9. In the Californian model for auctions there are specific cost containment mechanisms (principally absent in the EUETS save Article 7(6) and Article 57 of the Auctioning Regulation) like reserve price and auction purchase limit (for particulars see "The Cost Containment Mechanisms in the California Cap-and-Trade Program – why absent in the EUETS?").
10. Persons eligible to apply for admission to bid – The main, most frequent categories of persons eligible to apply for admission to bid directly in auctions, pursuant to Article 18(1) (a) – (c) of the Auctioning Regulation, are in the EUETS the operators of the installation (or aircraft operators) having an operator holding account (but bidding only on its own account), including any parent undertaking, subsidiary undertaking or affiliate undertaking forming part of the same group of undertakings as the operator, investment firms authorised under Directive 2004/39/EC, and credit institutions authorised under Directive 2006/48/EC (the two last categories bidding on their own account or on behalf of their clients).

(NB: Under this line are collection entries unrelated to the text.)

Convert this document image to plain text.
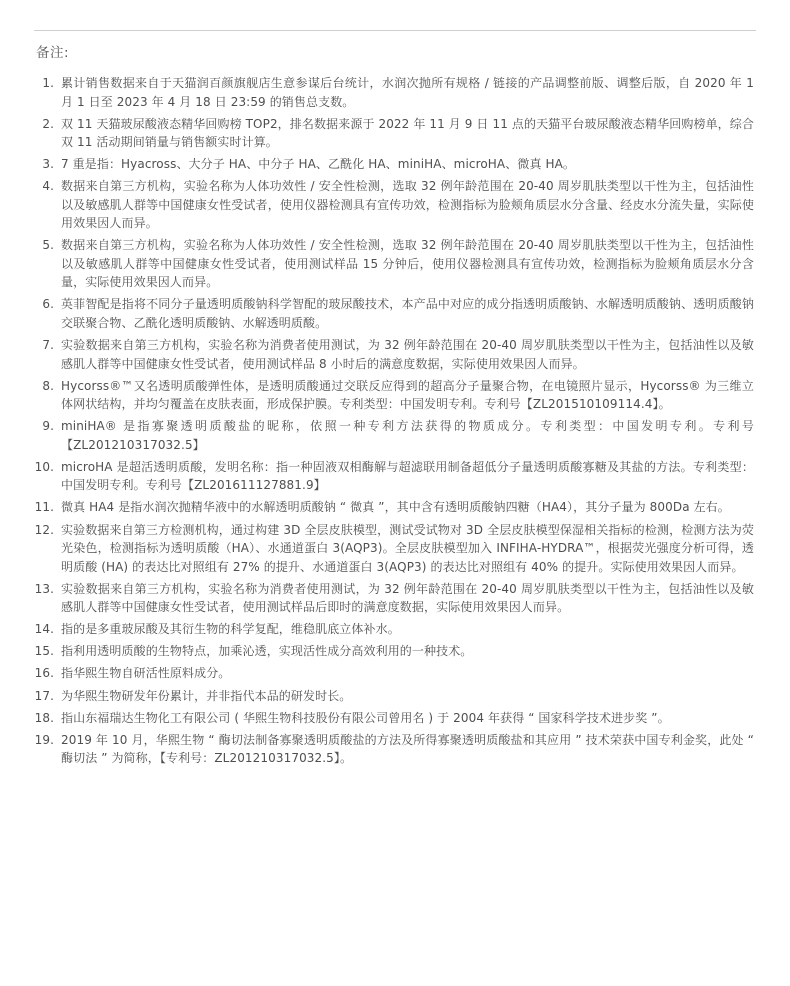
备注:
1. 累计销售数据来自于天猫润百颜旗舰店生意参谋后台统计，水润次抛所有规格 / 链接的产品调整前版、调整后版，自 2020 年 1 月 1 日至 2023 年 4 月 18 日 23:59 的销售总支数。
2. 双 11 天猫玻尿酸液态精华回购榜 TOP2，排名数据来源于 2022 年 11 月 9 日 11 点的天猫平台玻尿酸液态精华回购榜单，综合双 11 活动期间销量与销售额实时计算。
3. 7 重是指：Hyacross、大分子 HA、中分子 HA、乙酰化 HA、miniHA、microHA、微真 HA。
4. 数据来自第三方机构，实验名称为人体功效性 / 安全性检测，选取 32 例年龄范围在 20-40 周岁肌肤类型以干性为主，包括油性以及敏感肌人群等中国健康女性受试者，使用仪器检测具有宣传功效，检测指标为脸颊角质层水分含量、经皮水分流失量，实际使用效果因人而异。
5. 数据来自第三方机构，实验名称为人体功效性 / 安全性检测，选取 32 例年龄范围在 20-40 周岁肌肤类型以干性为主，包括油性以及敏感肌人群等中国健康女性受试者，使用测试样品 15 分钟后，使用仪器检测具有宣传功效，检测指标为脸颊角质层水分含量，实际使用效果因人而异。
6. 英菲智配是指将不同分子量透明质酸钠科学智配的玻尿酸技术，本产品中对应的成分指透明质酸钠、水解透明质酸钠、透明质酸钠交联聚合物、乙酰化透明质酸钠、水解透明质酸。
7. 实验数据来自第三方机构，实验名称为消费者使用测试，为 32 例年龄范围在 20-40 周岁肌肤类型以干性为主，包括油性以及敏感肌人群等中国健康女性受试者，使用测试样品 8 小时后的满意度数据，实际使用效果因人而异。
8. Hycorss®™又名透明质酸弹性体，是透明质酸通过交联反应得到的超高分子量聚合物，在电镜照片显示，Hycorss® 为三维立体网状结构，并均匀覆盖在皮肤表面，形成保护膜。专利类型：中国发明专利。专利号【ZL201510109114.4】。
9. miniHA® 是指寡聚透明质酸盐的昵称，依照一种专利方法获得的物质成分。专利类型：中国发明专利。专利号【ZL201210317032.5】
10. microHA 是超活透明质酸，发明名称：指一种固液双相酶解与超滤联用制备超低分子量透明质酸寡糖及其盐的方法。专利类型：中国发明专利。专利号【ZL201611127881.9】
11. 微真 HA4 是指水润次抛精华液中的水解透明质酸钠 “ 微真 ”，其中含有透明质酸钠四糖（HA4），其分子量为 800Da 左右。
12. 实验数据来自第三方检测机构，通过构建 3D 全层皮肤模型，测试受试物对 3D 全层皮肤模型保湿相关指标的检测，检测方法为荧光染色，检测指标为透明质酸（HA）、水通道蛋白 3(AQP3)。全层皮肤模型加入 INFIHA-HYDRA™，根据荧光强度分析可得，透明质酸 (HA) 的表达比对照组有 27% 的提升、水通道蛋白 3(AQP3) 的表达比对照组有 40% 的提升。实际使用效果因人而异。
13. 实验数据来自第三方机构，实验名称为消费者使用测试，为 32 例年龄范围在 20-40 周岁肌肤类型以干性为主，包括油性以及敏感肌人群等中国健康女性受试者，使用测试样品后即时的满意度数据，实际使用效果因人而异。
14. 指的是多重玻尿酸及其衍生物的科学复配，维稳肌底立体补水。
15. 指利用透明质酸的生物特点，加乘沁透，实现活性成分高效利用的一种技术。
16. 指华熙生物自研活性原料成分。
17. 为华熙生物研发年份累计，并非指代本品的研发时长。
18. 指山东福瑞达生物化工有限公司 ( 华熙生物科技股份有限公司曾用名 ) 于 2004 年获得 “ 国家科学技术进步奖 ”。
19. 2019 年 10 月，华熙生物 “ 酶切法制备寡聚透明质酸盐的方法及所得寡聚透明质酸盐和其应用 ” 技术荣获中国专利金奖，此处 “ 酶切法 ” 为简称，【专利号：ZL201210317032.5】。
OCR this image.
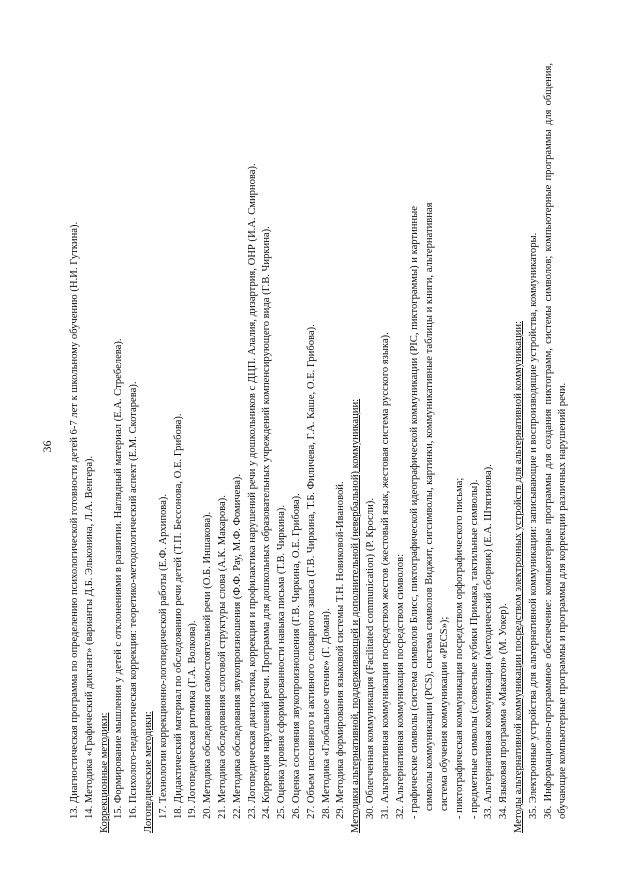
36 13. Диагностическая программа по определению психологической готовности детей 6-7 лет к школьному обучению (Н.И. Гуткина). 14. Методика «Графический диктант» (варианты Д.Б. Эльконина, Л.А. Венгера). Коррекционные методики: 15. Формирование мышления у детей с отклонениями в развитии. Наглядный материал (Е.А. Стребелева). 16. Психолого-педагогическая коррекция: теоретико-методологический аспект (Е.М. Скотарева). Логопедические методики: 17. Технологии коррекционно-логопедической работы (Е.Ф. Архипова). 18. Дидактический материал по обследованию речи детей (Т.П. Бессонова, О.Е. Грибова). 19. Логопедическая ритмика (Г.А. Волкова). 20. Методика обследования самостоятельной речи (О.Б. Иншакова). 21. Методика обследования слоговой структуры слова (А.К. Макарова). 22. Методика обследования звукопроизношения (Ф.Ф. Рау, М.Ф. Фомичева). 23. Логопедическая диагностика, коррекция и профилактика нарушений речи у дошкольников с ДЦП. Алалия, дизартрия, ОНР (И.А. Смирнова). 24. Коррекция нарушений речи. Программа для дошкольных образовательных учреждений компенсирующего вида (Г.В. Чиркина). 25. Оценка уровня сформированности навыка письма (Т.В. Чиркина). 26. Оценка состояния звукопроизношения (Г.В. Чиркина, О.Е. Грибова). 27. Объем пассивного и активного словарного запаса (Г.В. Чиркина, Т.Б. Филичева, Г.А. Каше, О.Е. Грибова). 28. Методика «Глобальное чтение» (Г. Доман). 29. Методика формирования языковой системы Т.Н. Новиковой-Ивановой. Методики альтернативной, поддерживающей и дополнительной (невербальной) коммуникации: 30. Облегченная коммуникация (Facilitated communication) (Р. Кросли). 31. Альтернативная коммуникация посредством жестов (жестовый язык, жестовая система русского языка). 32. Альтернативная коммуникация посредством символов: - графические символы (система символов Блисс, пиктографической идеографической коммуникации (PIC, пиктограммы) и картинные символы коммуникации (PCS), система символов Виджит, сигсимволы, картинки, коммуникативные таблицы и книги, альтернативная система обучения коммуникации «PECS»); - пиктографическая коммуникация посредством орфографического письма; - предметные символы (словесные кубики Примака, тактильные символы). 33. Альтернативная коммуникация (методический сборник) (Е.А. Штягинова). 34. Языковая программа «Макатон» (М. Уокер). Методы альтернативной коммуникации посредством электронных устройств для альтернативной коммуникации: 35. Электронные устройства для альтернативной коммуникации: записывающие и воспроизводящие устройства, коммуникаторы. 36. Информационно-программное обеспечение: компьютерные программы для создания пиктограмм, системы символов; компьютерные программы для общения, обучающие компьютерные программы и программы для коррекции различных нарушений речи.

Participants listed in Article 18(1) (d) – (e) of the Auctioning Regulation are passed over here because they seem to be of minor importance.

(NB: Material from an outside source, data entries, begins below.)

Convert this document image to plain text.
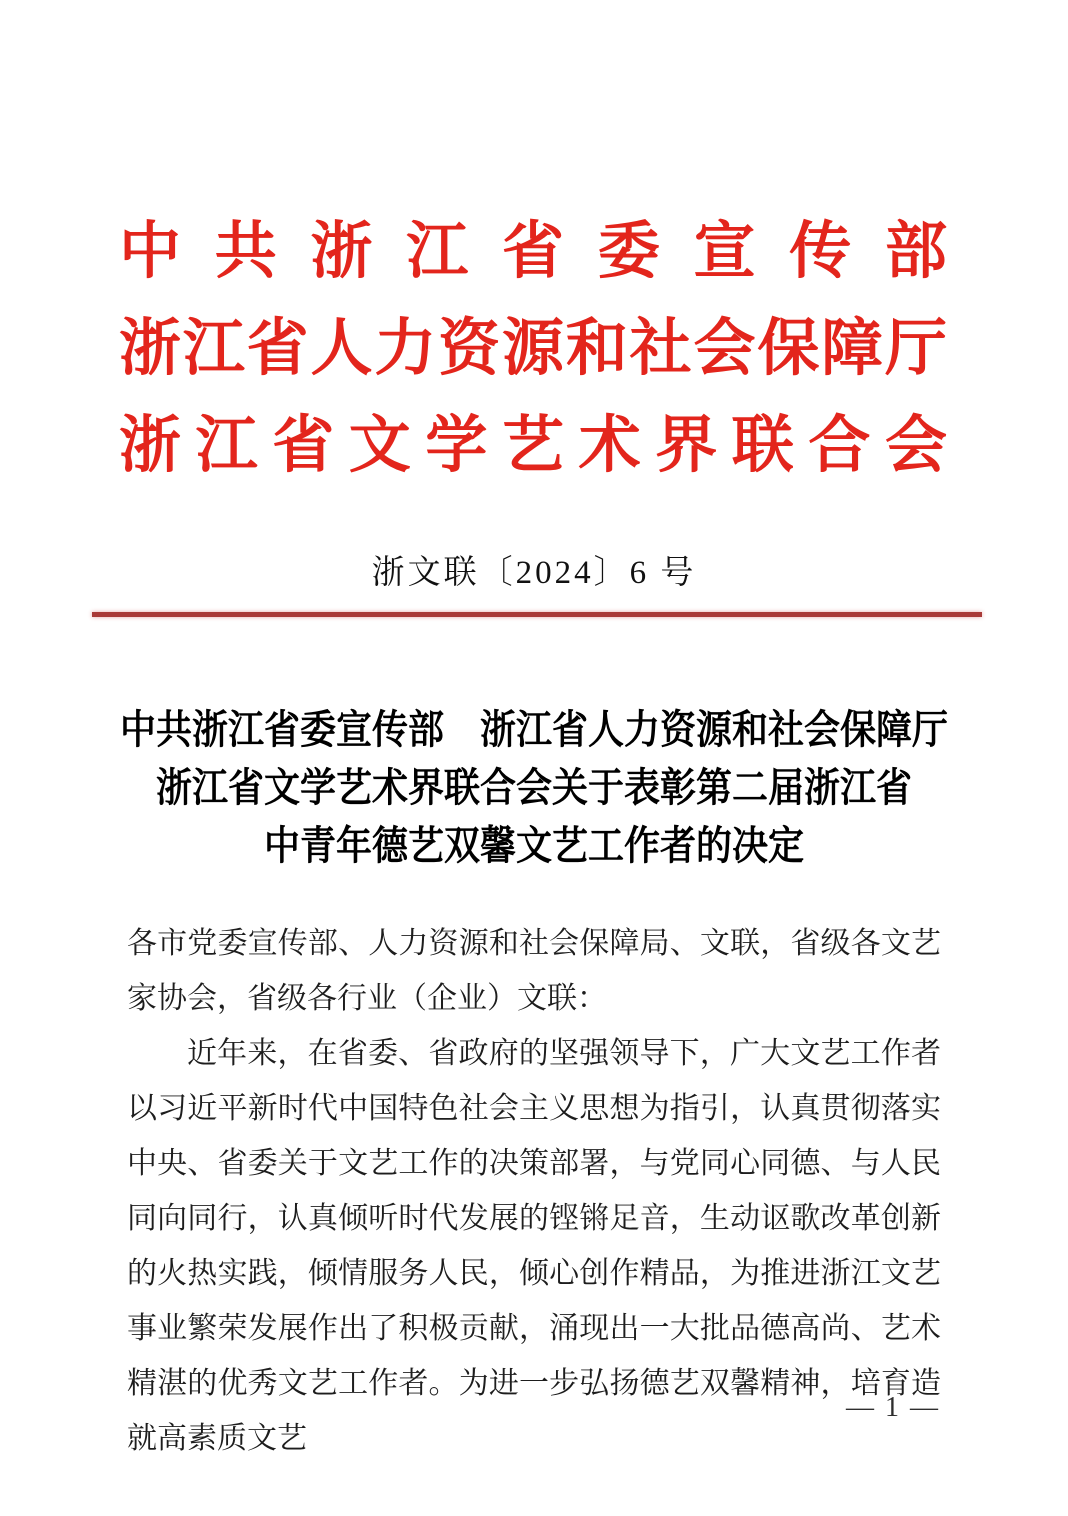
中共浙江省委宣传部
浙江省人力资源和社会保障厅
浙江省文学艺术界联合会
浙文联〔2024〕6 号
中共浙江省委宣传部　浙江省人力资源和社会保障厅
浙江省文学艺术界联合会关于表彰第二届浙江省
中青年德艺双馨文艺工作者的决定

各市党委宣传部、人力资源和社会保障局、文联，省级各文艺家协会，省级各行业（企业）文联：

近年来，在省委、省政府的坚强领导下，广大文艺工作者以习近平新时代中国特色社会主义思想为指引，认真贯彻落实中央、省委关于文艺工作的决策部署，与党同心同德、与人民同向同行，认真倾听时代发展的铿锵足音，生动讴歌改革创新的火热实践，倾情服务人民，倾心创作精品，为推进浙江文艺事业繁荣发展作出了积极贡献，涌现出一大批品德高尚、艺术精湛的优秀文艺工作者。为进一步弘扬德艺双馨精神，培育造就高素质文艺

— 1 —
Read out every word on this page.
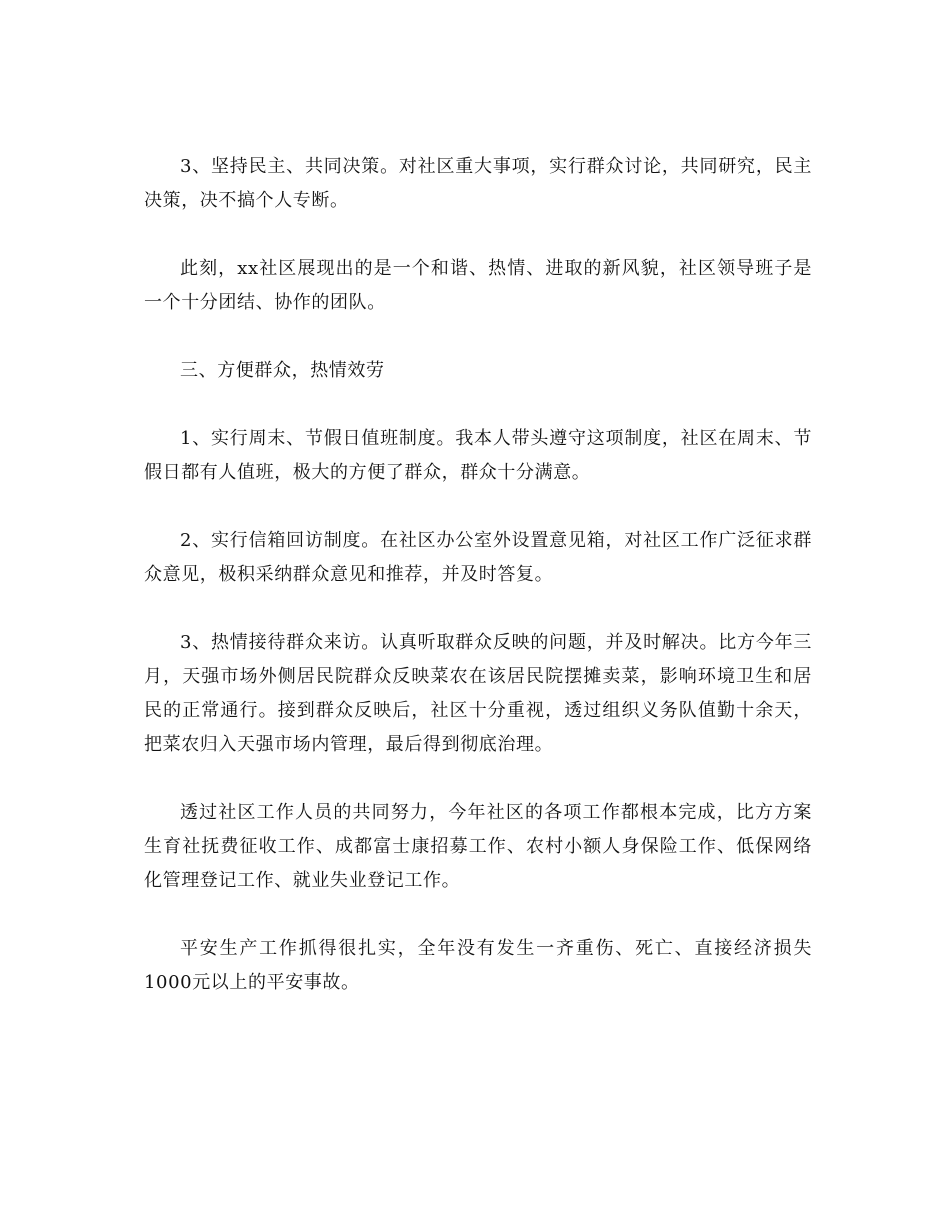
3、坚持民主、共同决策。对社区重大事项，实行群众讨论，共同研究，民主决策，决不搞个人专断。

此刻，xx社区展现出的是一个和谐、热情、进取的新风貌，社区领导班子是一个十分团结、协作的团队。

三、方便群众，热情效劳

1、实行周末、节假日值班制度。我本人带头遵守这项制度，社区在周末、节假日都有人值班，极大的方便了群众，群众十分满意。

2、实行信箱回访制度。在社区办公室外设置意见箱，对社区工作广泛征求群众意见，极积采纳群众意见和推荐，并及时答复。

3、热情接待群众来访。认真听取群众反映的问题，并及时解决。比方今年三月，天强市场外侧居民院群众反映菜农在该居民院摆摊卖菜，影响环境卫生和居民的正常通行。接到群众反映后，社区十分重视，透过组织义务队值勤十余天，把菜农归入天强市场内管理，最后得到彻底治理。

透过社区工作人员的共同努力，今年社区的各项工作都根本完成，比方方案生育社抚费征收工作、成都富士康招募工作、农村小额人身保险工作、低保网络化管理登记工作、就业失业登记工作。

平安生产工作抓得很扎实，全年没有发生一齐重伤、死亡、直接经济损失1000元以上的平安事故。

The eligibility to admission to bid in the auction is in this manner in the EUETS regulated more restrictively than the general requirements for participation in trading in emission allowances (the scheme is open for any person wishing to create an account in the registry). The issue is analysed in more detail in “The eligibility to admission to bid in the auction pursuant to the Auctioning Regulation”.

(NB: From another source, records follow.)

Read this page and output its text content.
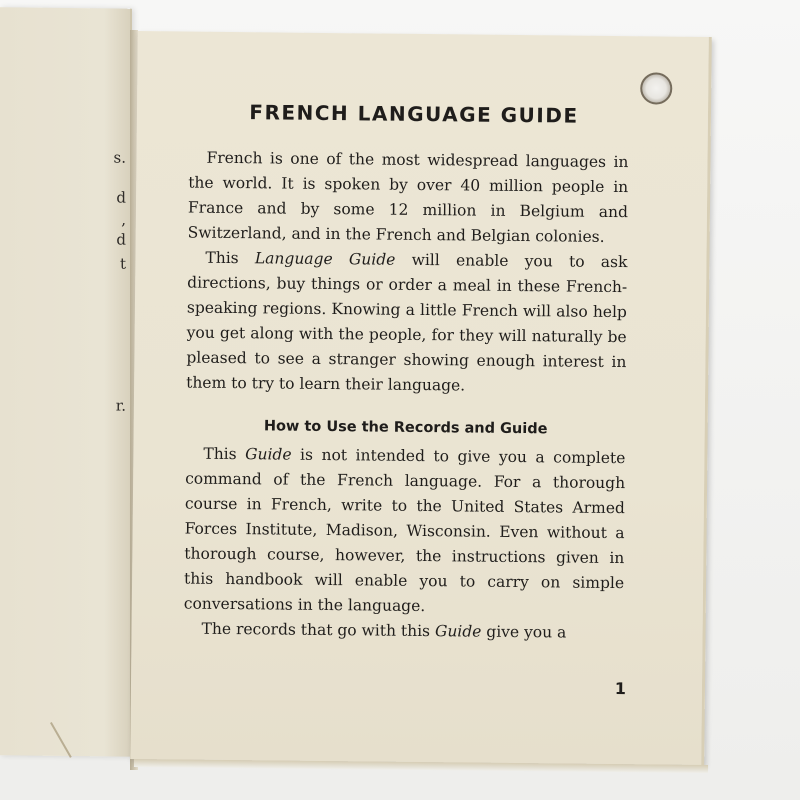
s.
d
,
d
t
r.
FRENCH LANGUAGE GUIDE

French is one of the most widespread languages in the world. It is spoken by over 40 million people in France and by some 12 million in Belgium and Switzerland, and in the French and Belgian colonies.

This Language Guide will enable you to ask directions, buy things or order a meal in these French-speaking regions. Knowing a little French will also help you get along with the people, for they will naturally be pleased to see a stranger showing enough interest in them to try to learn their language.

How to Use the Records and Guide

This Guide is not intended to give you a complete command of the French language. For a thorough course in French, write to the United States Armed Forces Institute, Madison, Wisconsin. Even without a thorough course, however, the instructions given in this handbook will enable you to carry on simple conversations in the language.

The records that go with this Guide give you a

1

Under the provisions of the Regulation Order proposed by Californian Air Resources Board, however, an entity registering as an auction participant must be registered as ‘covered entity’, ‘opt-in entity’ and ‘voluntarily associated entity’ and the scheme seems not to provide for restrictions present in that field in the EUETS.
Especially the category ‘voluntarily associated entities’ will be capacious because Californian cap-and-trade Regulation Order reads in this field as follows:
“The following entities may qualify as voluntarily associated entities:
(A) An entity that does not meet the requirements of sections 95811 and 95813 that intends to purchase, hold, sell, or voluntarily retire compliance instruments; or (B) An entity operating an offset project that is registered with ARB pursuant to subarticle 13”.
It follows that any entity wishing “to purchase, hold, sell, or voluntarily retire compliance instruments” in California may qualify. To conclude this thread, Californian model of auctioning is far more open for participants than EUETS in that field.
Finally, it should be recalled that rules on Californian cap-and-trade are still work-in-progress and in the course of further analyses the envisioned measures may change. The above-considered comparisons are based on the version adopted by the ARB on 16 December 2010 (see: California Environmental Protection Agency Proposed Regulation to Implement the California Cap-and-Trade Program PART I Volume I Staff Report: Initial Statement of Reasons, Release Date: October 28, 2010, http://www.arb.ca.gov/cc/capandtrade/capandtrade.htm).
Furthermore, the answer to the question, which of these two sets of rules, dealing with the same matter, is better suited to the market, is obviously not easy. The considerations on the issue should inevitably take into account the differences in the regulatory environment and the actual structure of the European and Californian markets, in particular, for the energy. One of the main purposes of the primary market in emission allowances is to secure constant influx of sufficient amounts of emission allowances into the secondary market, without disturbing the latter to an excessive extent. The near future will show in practice which scheme better serves such a function.